Believing that once they finally launch something after 20+ years of moving incredibly slowly, it will simply take of like crazy and they will launch some huge number is just not how the rocket industry works.

SpaceX has scaled faster then literally any space company ever, and is increasing the speed of its scaling over time. funds.

SpaceX has the highest reliability of basically any rocket, no other rocket is human rated, rated for all DoD and NASA flights and has the lowest insurance cost in the industry.

The simply fact is, BO and SpaceX have existed for the same amount of time. BlueOrigin had massive amounts of money put in it, literally billion, many, many billions and they will invest a number of extra billions before they get to their first orbital launch, or probably first significant revenue. Basically all paid of of pocket by Bezos.

SpaceX started with an investment from Musk on the order of 80M and everything since then has been raised threw revenue and private investment.

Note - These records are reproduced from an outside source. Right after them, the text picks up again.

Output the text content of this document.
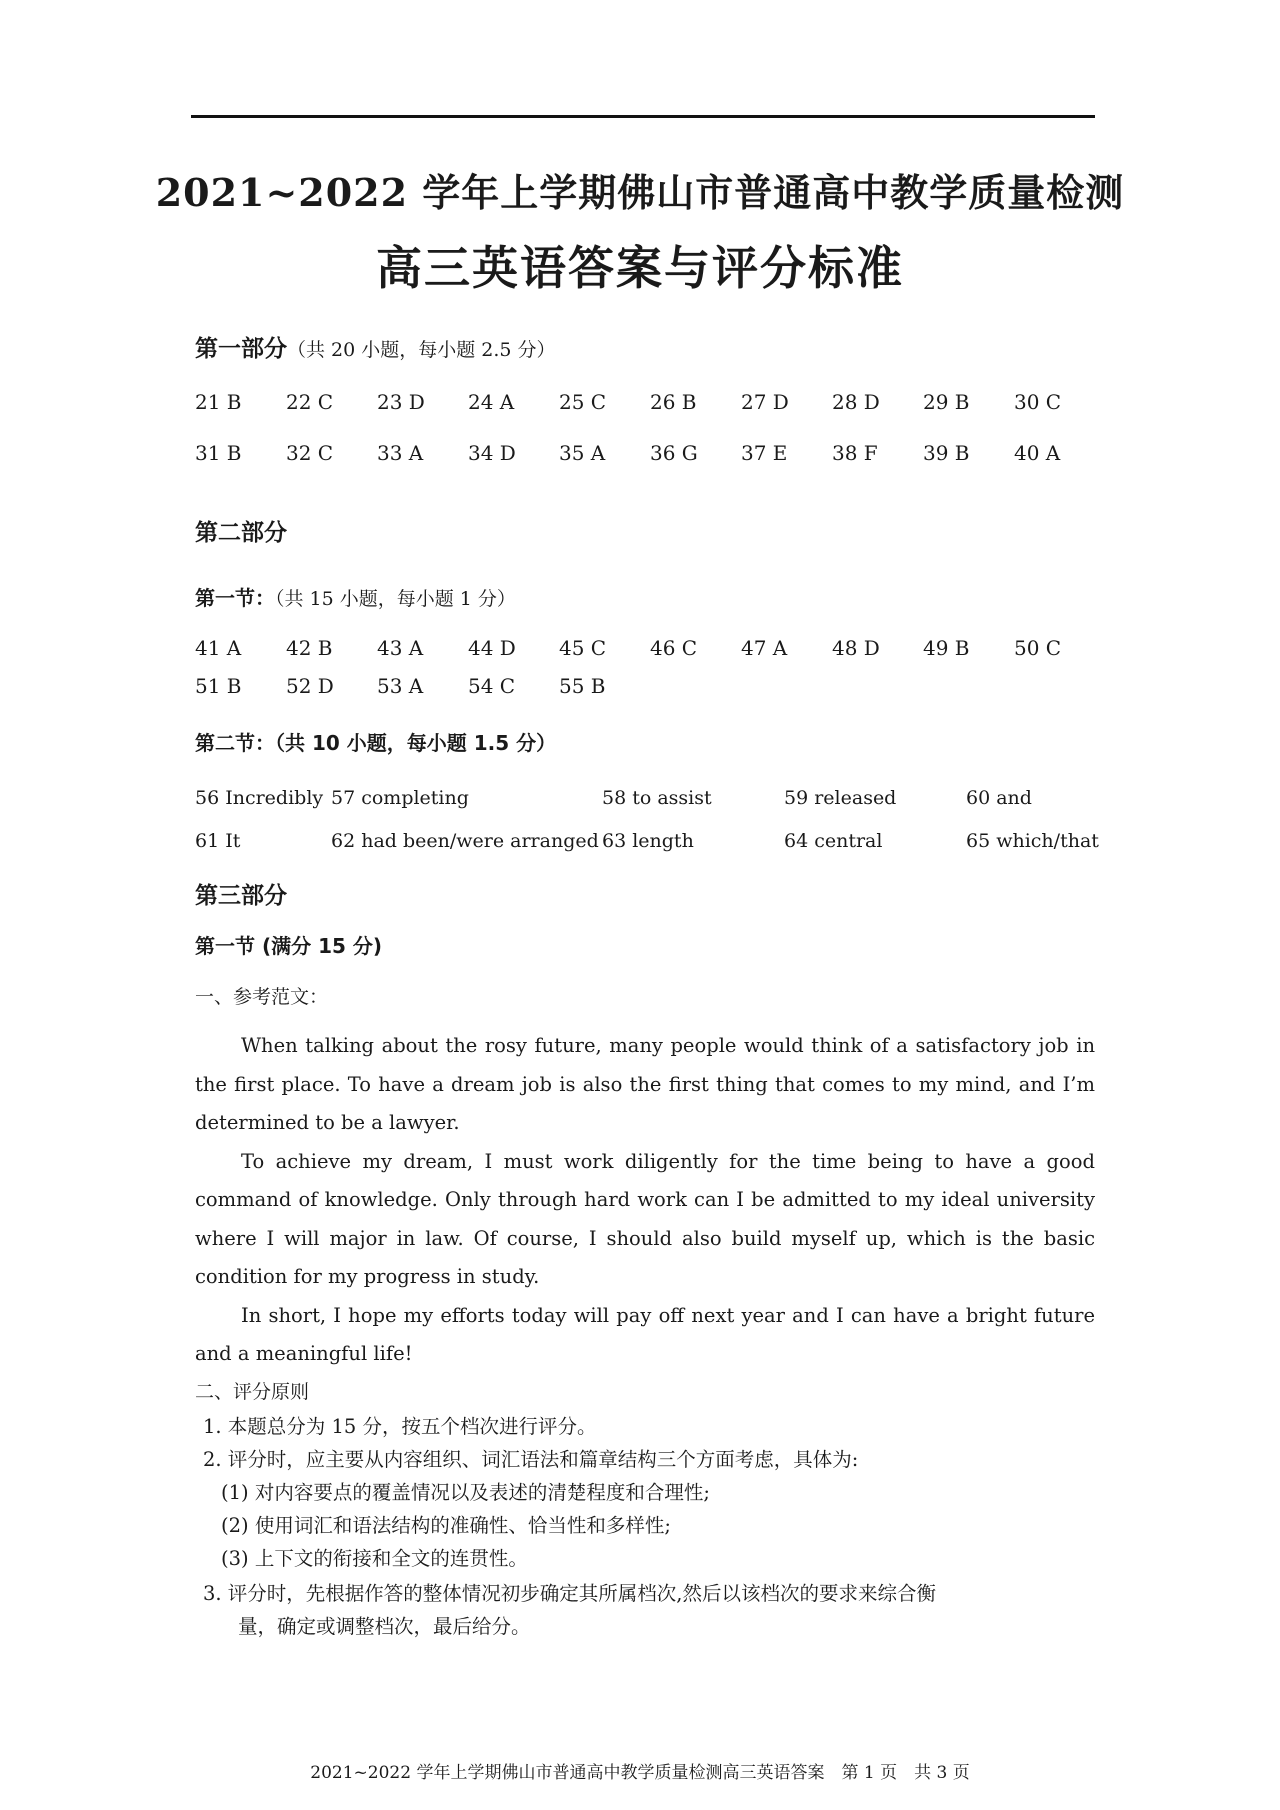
2021~2022 学年上学期佛山市普通高中教学质量检测
高三英语答案与评分标准
第一部分（共 20 小题，每小题 2.5 分）
21 B 22 C 23 D 24 A 25 C 26 B 27 D 28 D 29 B 30 C
31 B 32 C 33 A 34 D 35 A 36 G 37 E 38 F 39 B 40 A
第二部分
第一节：（共 15 小题，每小题 1 分）
41 A 42 B 43 A 44 D 45 C 46 C 47 A 48 D 49 B 50 C
51 B 52 D 53 A 54 C 55 B
第二节：（共 10 小题，每小题 1.5 分）
56 Incredibly 57 completing	58 to assist	59 released	60 and
61 It	62 had been/were arranged 63 length	64 central	65 which/that
第三部分
第一节 (满分 15 分)
一、参考范文：

When talking about the rosy future, many people would think of a satisfactory job in the first place. To have a dream job is also the first thing that comes to my mind, and I’m determined to be a lawyer.

To achieve my dream, I must work diligently for the time being to have a good command of knowledge. Only through hard work can I be admitted to my ideal university where I will major in law. Of course, I should also build myself up, which is the basic condition for my progress in study.

In short, I hope my efforts today will pay off next year and I can have a bright future and a meaningful life!

二、评分原则
1. 本题总分为 15 分，按五个档次进行评分。
2. 评分时，应主要从内容组织、词汇语法和篇章结构三个方面考虑，具体为:
(1) 对内容要点的覆盖情况以及表述的清楚程度和合理性;
(2) 使用词汇和语法结构的准确性、恰当性和多样性;
(3) 上下文的衔接和全文的连贯性。
3. 评分时，先根据作答的整体情况初步确定其所属档次,然后以该档次的要求来综合衡
量，确定或调整档次，最后给分。
2021~2022 学年上学期佛山市普通高中教学质量检测高三英语答案　第 1 页　共 3 页
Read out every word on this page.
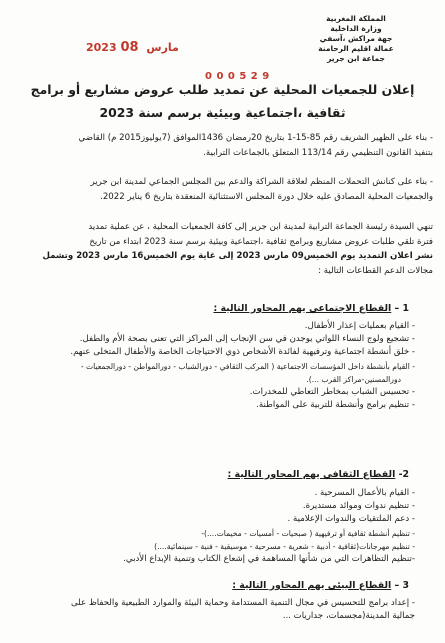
المملكة المغربية
وزارة الداخلية
جهة مراكش ،آسفي
عمالة اقليم الرحامنة
جماعة ابن جرير
2023	مارس 08
0 0 0 5 2 9
إعلان للجمعيات المحلية عن تمديد طلب عروض مشاريع أو برامج
ثقافية ،اجتماعية وبيئية برسم سنة 2023
- بناء على الظهير الشريف رقم 85-15-1 بتاريخ 20رمضان 1436الموافق (7يوليوز2015 م) القاضي
بتنفيذ القانون التنظيمي رقم 113/14 المتعلق بالجماعات الترابية.
- بناء على كنانش التحملات المنظم لعلاقة الشراكة والدعم بين المجلس الجماعي لمدينة ابن جرير
والجمعيات المحلية المصادق عليه خلال دورة المجلس الاستثنائية المنعقدة بتاريخ 6 يناير 2022.
تنهي السيدة رئيسة الجماعة الترابية لمدينة ابن جرير إلى كافة الجمعيات المحلية ، عن عملية تمديد
فترة تلقي طلبات عروض مشاريع وبرامج ثقافية ،اجتماعية وبيئية برسم سنة 2023 ابتداء من تاريخ
نشر اعلان التمديد يوم الخميس09 مارس 2023 إلى غاية يوم الخميس16 مارس 2023 وتشمل
مجالات الدعم القطاعات التالية :
1 – القطاع الاجتماعي يهم المحاور التالية :
- القيام بعمليات إعذار الأطفال.
- تشجيع ولوج النساء اللواتي يوجدن في سن الإنجاب إلى المراكز التي تعنى بصحة الأم والطفل.
- خلق أنشطة اجتماعية وترفيهية لفائدة الأشخاص ذوي الاحتياجات الخاصة والأطفال المتخلى عنهم.
- القيام بأنشطة داخل المؤسسات الاجتماعية ( المركب الثقافي - دورالشباب - دورالمواطن - دورالجمعيات -
دورالمسنين-مراكز القرب ...).
- تحسيس الشباب بمخاطر التعاطي للمخدرات.
- تنظيم برامج وأنشطة للتربية على المواطنة.
2- القطاع الثقافي يهم المحاور التالية :
- القيام بالأعمال المسرحية .
- تنظيم ندوات وموائد مستديرة.
- دعم الملتقيات والندوات الإعلامية .
- تنظيم أنشطة ثقافية أو ترفيهية ( صبحيات - أمسيات - مخيمات....)-
- تنظيم مهرجانات(ثقافية - أدبية - شعرية - مسرحية - موسيقية - فنية - سينمائية....)
-تنظيم التظاهرات التي من شأنها المساهمة في إشعاع الكتاب وتنمية الإبداع الأدبي.
3 – القطاع البيئي يهم المحاور التالية :
- إعداد برامج للتحسيس في مجال التنمية المستدامة وحماية البيئة والموارد الطبيعية والحفاظ على
جمالية المدينة(مجسمات، جداريات ...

This race has started 20 years ago, it doesn't start when BO put 1kg into orbit.

In fact, I would argue Bezos whole strategy has been an utter disaster. BO was started to test out landing things, but before they ever even tested orbital landing, SpaceX has already mastered it. Bezos could have invested in SpaceX around 2010 and put the rest of his money into what is need in-space and he would be 10x further along in his plans.

If Bezos goal was millions of people living in space, it would make way more sense to take all those billions he invest in New Glenn, into building moon water mining system. Rather then being a slow copy of SpaceX that is always 10 steps behind.

Together they could achieve so much more, but apparently another heavy lift launcher in a market that already has to many is what he wants to spend money on.